Niestety sytuacja nadal nie jest dobra. W wyniku wypadku Maja ma wieloodłamowe złamanie twarzoczaszki, liczne krwiaki w głowie, złamanie ramienia prawej ręki. Do tego doszła niewydolność oddechowa i wstrząs hipowolemiczny.
Kiedy zobaczyłam córkę po raz pierwszy, podpiętą pod aparaturę, moje serce pękło na milion kawałków! Jest naprawdę źle. Lekarze co chwilę mówią coś innego, ale ja nie zamierzam się poddać i walczę o Maję. Każdego dnia jestem z nią, mówię do niej, dotykam, bo wierzę, że mnie słyszy.
Wierzę, że wróci!
Bardzo w to wierzę. I wierzę również, że środki, które zbierzemy, będą nowym początkiem. Gdy tylko jej stan zdrowia na to pozwoli i się poprawi, będzie bardzo potrzebowała pilnego leczenia. Bez specjalistycznych operacji i rehabilitacji nie ma szans na poprawę!

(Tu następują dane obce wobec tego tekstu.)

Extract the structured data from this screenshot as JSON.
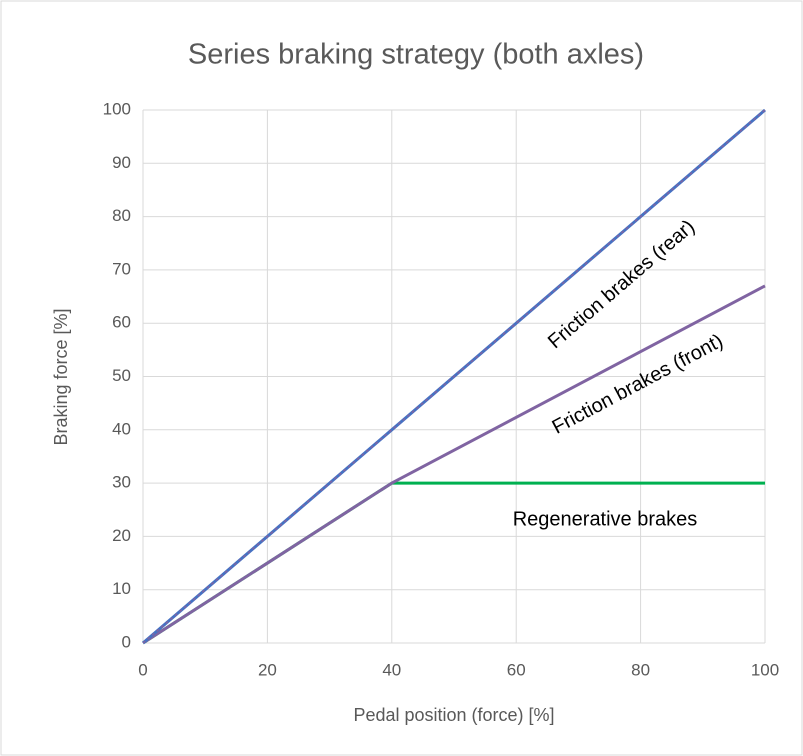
{
  "chart_data": {
    "type": "line",
    "title": "Series braking strategy (both axles)",
    "x_label": "Pedal position (force) [%]",
    "y_label": "Braking force [%]",
    "xlim": [
      0,
      100
    ],
    "ylim": [
      0,
      100
    ],
    "xticks": [
      0,
      20,
      40,
      60,
      80,
      100
    ],
    "yticks": [
      0,
      10,
      20,
      30,
      40,
      50,
      60,
      70,
      80,
      90,
      100
    ],
    "grid": true,
    "series": [
      {
        "name": "Regenerative brakes",
        "color": "#00b050",
        "x": [
          0,
          40,
          100
        ],
        "values": [
          0,
          30,
          30
        ]
      },
      {
        "name": "Friction brakes (front)",
        "color": "#8064a2",
        "x": [
          0,
          40,
          100
        ],
        "values": [
          0,
          30,
          67
        ]
      },
      {
        "name": "Friction brakes (rear)",
        "color": "#4472c4",
        "dash_color": "#8064a2",
        "x": [
          0,
          40,
          100
        ],
        "values": [
          0,
          40,
          100
        ]
      }
    ]
  }
}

Drodzy Darczyńcy proszę Was o wsparcie mojej rodziny w tym ciężkim czasie. W tej chwili stan Majki jest bardzo ciężki. Ja jednak wierzę, że któregoś dnia będę mogła pokazać Wam tu jej zdjęcie, na którym się znów uśmiecha i wraca do zdrowia!
Z góry serdecznie dziękuję za każdą wpłaconą złotówkę.